I am currenly a postdoctoral researcher at the Institute of Theoretical Physics, Chinese Academy of Sciences. My research interests mainly focus on the study of theoretical modelling and the application of AI-based machine learning techniques to gravitational wave data analysis. In addition, I am also committed to related researches such as data processing methods and the development of algorithms for ground-based and space-based gravitational wave detection.
My doctoral dissertation, “Research on Data Analysis of Deep Learning in Gravitational Wave Detection”, discusses the difficulties and challenges of real-time detection and data processing of gravitational wave signals by ground-based gravitational wave detectors, and combines real gravitational wave data with traditional signal processing algorithms via deep neural network model to search for possible weak gravitational wave signals.

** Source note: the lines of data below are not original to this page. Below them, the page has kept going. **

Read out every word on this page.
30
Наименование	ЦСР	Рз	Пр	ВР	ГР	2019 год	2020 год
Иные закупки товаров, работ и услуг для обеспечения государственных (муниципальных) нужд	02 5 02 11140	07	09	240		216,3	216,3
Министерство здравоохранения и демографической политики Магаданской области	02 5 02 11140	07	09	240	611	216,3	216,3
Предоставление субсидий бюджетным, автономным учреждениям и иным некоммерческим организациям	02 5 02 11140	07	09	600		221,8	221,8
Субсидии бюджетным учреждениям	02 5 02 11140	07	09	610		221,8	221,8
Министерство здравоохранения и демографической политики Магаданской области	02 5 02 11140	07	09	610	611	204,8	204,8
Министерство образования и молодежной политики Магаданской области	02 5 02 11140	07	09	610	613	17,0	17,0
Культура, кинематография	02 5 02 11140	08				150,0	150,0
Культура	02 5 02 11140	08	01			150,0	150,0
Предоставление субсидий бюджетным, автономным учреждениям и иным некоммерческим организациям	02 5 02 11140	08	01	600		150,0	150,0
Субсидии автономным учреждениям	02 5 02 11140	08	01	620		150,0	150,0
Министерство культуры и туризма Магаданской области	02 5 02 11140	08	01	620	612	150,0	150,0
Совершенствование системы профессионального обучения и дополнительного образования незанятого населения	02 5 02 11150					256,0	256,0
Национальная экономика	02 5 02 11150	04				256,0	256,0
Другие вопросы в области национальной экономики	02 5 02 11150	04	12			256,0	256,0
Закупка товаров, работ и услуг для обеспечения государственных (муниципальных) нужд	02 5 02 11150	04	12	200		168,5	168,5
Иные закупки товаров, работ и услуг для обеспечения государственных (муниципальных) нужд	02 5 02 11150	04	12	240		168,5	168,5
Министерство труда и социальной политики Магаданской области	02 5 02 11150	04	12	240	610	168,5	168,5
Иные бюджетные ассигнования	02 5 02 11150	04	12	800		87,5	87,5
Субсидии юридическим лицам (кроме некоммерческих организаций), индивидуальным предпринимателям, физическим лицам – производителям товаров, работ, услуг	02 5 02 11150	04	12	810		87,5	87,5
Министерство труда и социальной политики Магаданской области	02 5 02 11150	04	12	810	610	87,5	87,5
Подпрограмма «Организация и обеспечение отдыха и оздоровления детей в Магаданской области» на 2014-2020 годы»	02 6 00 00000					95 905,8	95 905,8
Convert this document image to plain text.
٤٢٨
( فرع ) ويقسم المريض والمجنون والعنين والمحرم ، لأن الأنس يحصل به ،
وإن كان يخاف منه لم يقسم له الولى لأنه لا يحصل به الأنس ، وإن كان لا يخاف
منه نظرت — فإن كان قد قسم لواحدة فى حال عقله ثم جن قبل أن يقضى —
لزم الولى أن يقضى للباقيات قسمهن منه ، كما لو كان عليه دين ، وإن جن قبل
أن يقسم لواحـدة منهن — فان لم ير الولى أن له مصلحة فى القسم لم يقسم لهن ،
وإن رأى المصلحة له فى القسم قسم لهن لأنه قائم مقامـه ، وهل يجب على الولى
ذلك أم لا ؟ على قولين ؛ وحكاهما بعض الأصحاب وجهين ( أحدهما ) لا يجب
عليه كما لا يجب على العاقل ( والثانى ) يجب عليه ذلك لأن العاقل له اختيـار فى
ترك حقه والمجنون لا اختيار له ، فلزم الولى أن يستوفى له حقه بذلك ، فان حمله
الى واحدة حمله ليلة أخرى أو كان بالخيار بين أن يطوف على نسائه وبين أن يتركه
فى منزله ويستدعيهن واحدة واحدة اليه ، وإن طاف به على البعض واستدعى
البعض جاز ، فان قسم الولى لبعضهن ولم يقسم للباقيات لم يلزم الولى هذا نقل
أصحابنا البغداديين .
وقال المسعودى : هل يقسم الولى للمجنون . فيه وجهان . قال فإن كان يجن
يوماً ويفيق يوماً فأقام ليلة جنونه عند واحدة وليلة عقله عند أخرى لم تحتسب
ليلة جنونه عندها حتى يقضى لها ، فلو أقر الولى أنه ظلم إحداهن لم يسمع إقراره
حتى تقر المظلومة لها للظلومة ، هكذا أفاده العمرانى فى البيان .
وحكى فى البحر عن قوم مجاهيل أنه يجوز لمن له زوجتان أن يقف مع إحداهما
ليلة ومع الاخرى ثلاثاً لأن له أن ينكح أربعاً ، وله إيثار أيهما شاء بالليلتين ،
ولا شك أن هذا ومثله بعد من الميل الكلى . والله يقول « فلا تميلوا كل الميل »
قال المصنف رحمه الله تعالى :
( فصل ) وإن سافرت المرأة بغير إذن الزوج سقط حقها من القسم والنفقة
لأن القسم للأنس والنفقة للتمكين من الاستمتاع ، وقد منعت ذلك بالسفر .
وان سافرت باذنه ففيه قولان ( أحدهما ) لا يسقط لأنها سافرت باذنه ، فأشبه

Ph.D. in Theoretical Physics, 2020
Beijing Normal University
M.Sc. in Theoretical Physics, 2015
China West Normal University
B.Sc. in Applied Physics, 2012
Chongqing Technology and Business University
Deep learning method develops very fast as a tool for data analysis these years. Such a technique is quite promising to treat gravitational wave detection data. There are many works already in the literature which used deep learning technique to process simulated gravitational wave data. In this paper we apply deep learning to LIGO O1 data. In order to improve the weak signal recognition we adjust the convolutional neural network (CNN) a little bit. Our adjusted convolutional neural network admits comparable accuracy and efficiency of signal recognition as other deep learning works published in the literature. Based on our adjusted CNN, we can clearly recognize the eleven confirmed gravitational wave events included in O1 and O2. And more we find about 2000 gravitational wave triggers in O1 data.